Gaziantep’i hanlar şehri olarak tanımlamak yanlış olmaz. Kentin özellikle Şahinbey ilçesinde, müzeye dönüştürülmüş ve/veya ziyarete açık olan birçok tarihi han yer alıyor. Bunlardan biri de Bayazhan. Deprem felaketinden de sağlam çıkmayı başaran bu görkemli yapı, 1909 yılında Beyaz Ahmet Efendi tarafından inşa ettirilmiş. Klasik Osmanlı han mimarisine uygun şekilde, iki katlı ve tek avlulu plana sahip. Dikdörtgen formundaki hanın duvarları düzgün kesme taştan örülmüş. Üzeri ise kırma çatıyla örtülmüş. Hem zemin hem de üst katta dükkanlar sıralanıyor. Zemin kattakiler caddeye geniş kemerlerle bağlanırken, üst katta bulunan dükkanların da cephe boyunca sıralanan balkonları mevcut.
Bayazhan, kentin tarihinin ve kültürünün daha geniş kitlelere tanıtılabilmesi ve gelecek nesillere aktarılabilmesi amacıyla 2009 yılında kent müzesine dönüştürülmüş. Günümüzde de ziyarete açık olan Bayazhan Gaziantep Kent Müzesi’nde kenti tarihi ve turistik keşif duraklarına, ekonomisine, mutfak kültürüne ve doğal güzelliklerine ilişkin detaylı bilgiler öğrenebiliyorsunuz.
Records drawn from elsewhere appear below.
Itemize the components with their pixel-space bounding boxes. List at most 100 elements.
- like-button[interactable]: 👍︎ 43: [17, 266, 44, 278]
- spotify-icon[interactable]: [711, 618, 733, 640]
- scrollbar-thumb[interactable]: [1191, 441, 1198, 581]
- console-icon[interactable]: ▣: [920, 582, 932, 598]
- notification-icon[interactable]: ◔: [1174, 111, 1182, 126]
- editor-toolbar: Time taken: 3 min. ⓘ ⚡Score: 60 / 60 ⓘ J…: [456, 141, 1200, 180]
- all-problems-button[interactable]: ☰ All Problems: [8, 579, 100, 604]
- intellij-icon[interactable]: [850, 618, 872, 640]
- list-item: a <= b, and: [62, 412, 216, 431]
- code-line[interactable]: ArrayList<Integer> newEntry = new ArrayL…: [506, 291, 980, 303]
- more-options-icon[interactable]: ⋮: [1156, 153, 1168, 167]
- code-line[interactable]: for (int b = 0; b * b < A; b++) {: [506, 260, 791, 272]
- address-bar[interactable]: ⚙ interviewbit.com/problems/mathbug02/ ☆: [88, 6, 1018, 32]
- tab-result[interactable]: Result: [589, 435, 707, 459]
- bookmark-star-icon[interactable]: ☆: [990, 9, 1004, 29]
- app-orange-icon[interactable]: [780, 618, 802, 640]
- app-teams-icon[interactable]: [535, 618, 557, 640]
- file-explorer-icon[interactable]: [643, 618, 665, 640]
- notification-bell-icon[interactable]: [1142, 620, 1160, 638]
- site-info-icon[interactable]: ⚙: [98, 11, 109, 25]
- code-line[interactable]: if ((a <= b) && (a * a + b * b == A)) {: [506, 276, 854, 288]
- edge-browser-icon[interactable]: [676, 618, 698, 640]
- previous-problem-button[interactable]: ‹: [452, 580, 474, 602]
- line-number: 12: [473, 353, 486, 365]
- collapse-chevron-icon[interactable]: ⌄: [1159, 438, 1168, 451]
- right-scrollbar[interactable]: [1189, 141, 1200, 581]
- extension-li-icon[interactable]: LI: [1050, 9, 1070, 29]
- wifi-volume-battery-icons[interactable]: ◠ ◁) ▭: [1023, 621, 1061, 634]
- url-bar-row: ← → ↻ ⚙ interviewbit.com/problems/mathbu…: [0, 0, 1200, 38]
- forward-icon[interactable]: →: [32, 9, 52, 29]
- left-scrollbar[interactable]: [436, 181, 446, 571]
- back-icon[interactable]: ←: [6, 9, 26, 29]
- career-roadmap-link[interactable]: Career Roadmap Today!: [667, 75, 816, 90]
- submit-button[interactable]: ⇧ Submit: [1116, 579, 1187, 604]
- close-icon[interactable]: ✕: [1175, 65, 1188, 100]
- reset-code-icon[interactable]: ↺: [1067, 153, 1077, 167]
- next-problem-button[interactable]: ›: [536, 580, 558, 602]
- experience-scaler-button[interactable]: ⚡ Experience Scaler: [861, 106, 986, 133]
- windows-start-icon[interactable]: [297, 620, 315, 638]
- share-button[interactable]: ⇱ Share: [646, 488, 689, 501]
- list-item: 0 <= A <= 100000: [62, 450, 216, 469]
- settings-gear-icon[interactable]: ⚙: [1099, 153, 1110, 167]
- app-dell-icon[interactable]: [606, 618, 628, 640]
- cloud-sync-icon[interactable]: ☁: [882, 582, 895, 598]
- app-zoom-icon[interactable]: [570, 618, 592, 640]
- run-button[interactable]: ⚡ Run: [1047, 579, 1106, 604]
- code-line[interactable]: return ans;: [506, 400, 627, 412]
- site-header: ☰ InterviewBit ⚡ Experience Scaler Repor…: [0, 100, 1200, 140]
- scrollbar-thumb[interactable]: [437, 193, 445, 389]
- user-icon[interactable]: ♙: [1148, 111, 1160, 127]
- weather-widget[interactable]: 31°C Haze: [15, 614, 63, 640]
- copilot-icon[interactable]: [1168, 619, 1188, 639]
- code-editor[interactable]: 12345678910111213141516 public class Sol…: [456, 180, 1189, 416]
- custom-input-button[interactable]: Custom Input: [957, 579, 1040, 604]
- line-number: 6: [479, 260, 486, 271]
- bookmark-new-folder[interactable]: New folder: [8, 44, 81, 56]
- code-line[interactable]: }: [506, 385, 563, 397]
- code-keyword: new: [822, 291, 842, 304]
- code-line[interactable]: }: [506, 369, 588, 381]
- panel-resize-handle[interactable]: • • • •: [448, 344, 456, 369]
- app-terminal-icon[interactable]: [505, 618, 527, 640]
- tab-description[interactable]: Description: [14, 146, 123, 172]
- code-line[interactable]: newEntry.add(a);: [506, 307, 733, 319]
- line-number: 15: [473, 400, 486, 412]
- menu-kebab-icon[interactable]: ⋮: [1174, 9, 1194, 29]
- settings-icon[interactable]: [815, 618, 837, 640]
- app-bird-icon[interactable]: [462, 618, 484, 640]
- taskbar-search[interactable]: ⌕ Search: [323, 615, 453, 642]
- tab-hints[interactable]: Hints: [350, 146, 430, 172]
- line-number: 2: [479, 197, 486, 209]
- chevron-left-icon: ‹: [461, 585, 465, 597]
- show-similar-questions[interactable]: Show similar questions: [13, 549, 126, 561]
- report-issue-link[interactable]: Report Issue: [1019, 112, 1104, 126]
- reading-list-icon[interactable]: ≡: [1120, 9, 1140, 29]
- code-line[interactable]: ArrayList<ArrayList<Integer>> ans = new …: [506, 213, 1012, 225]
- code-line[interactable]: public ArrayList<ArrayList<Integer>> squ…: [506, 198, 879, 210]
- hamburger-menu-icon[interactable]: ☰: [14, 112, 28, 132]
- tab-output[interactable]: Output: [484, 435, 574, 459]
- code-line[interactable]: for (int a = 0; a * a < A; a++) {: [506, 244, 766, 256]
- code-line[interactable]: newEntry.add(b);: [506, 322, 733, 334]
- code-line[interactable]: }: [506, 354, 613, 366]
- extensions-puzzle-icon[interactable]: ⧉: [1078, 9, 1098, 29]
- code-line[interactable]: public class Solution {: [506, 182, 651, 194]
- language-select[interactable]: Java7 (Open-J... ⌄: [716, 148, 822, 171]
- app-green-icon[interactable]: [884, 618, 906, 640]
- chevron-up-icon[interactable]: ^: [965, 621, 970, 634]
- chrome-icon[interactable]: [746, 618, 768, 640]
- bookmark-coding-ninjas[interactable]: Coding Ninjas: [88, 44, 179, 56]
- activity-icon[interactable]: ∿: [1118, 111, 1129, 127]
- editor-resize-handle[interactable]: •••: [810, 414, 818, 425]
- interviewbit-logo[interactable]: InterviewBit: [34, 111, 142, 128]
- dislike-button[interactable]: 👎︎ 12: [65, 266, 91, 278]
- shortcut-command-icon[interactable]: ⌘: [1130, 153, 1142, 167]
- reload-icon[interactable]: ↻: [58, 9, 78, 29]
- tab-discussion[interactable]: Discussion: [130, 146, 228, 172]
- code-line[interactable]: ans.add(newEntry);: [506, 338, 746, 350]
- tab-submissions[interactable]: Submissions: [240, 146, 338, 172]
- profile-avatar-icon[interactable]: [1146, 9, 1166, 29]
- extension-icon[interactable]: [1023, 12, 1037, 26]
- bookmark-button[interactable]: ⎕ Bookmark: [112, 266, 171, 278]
Müzenin tematik alanlarında cansız mankenler aracılığıyla bakır ve sedef işlemeciliği gibi yöresel el sanatlarının icrası teşhir ediliyor. Müzenin içinde sergi ve teşhir salonları ile Gaziantep’in önemli mimari yapılarının maketleri de yer alıyor.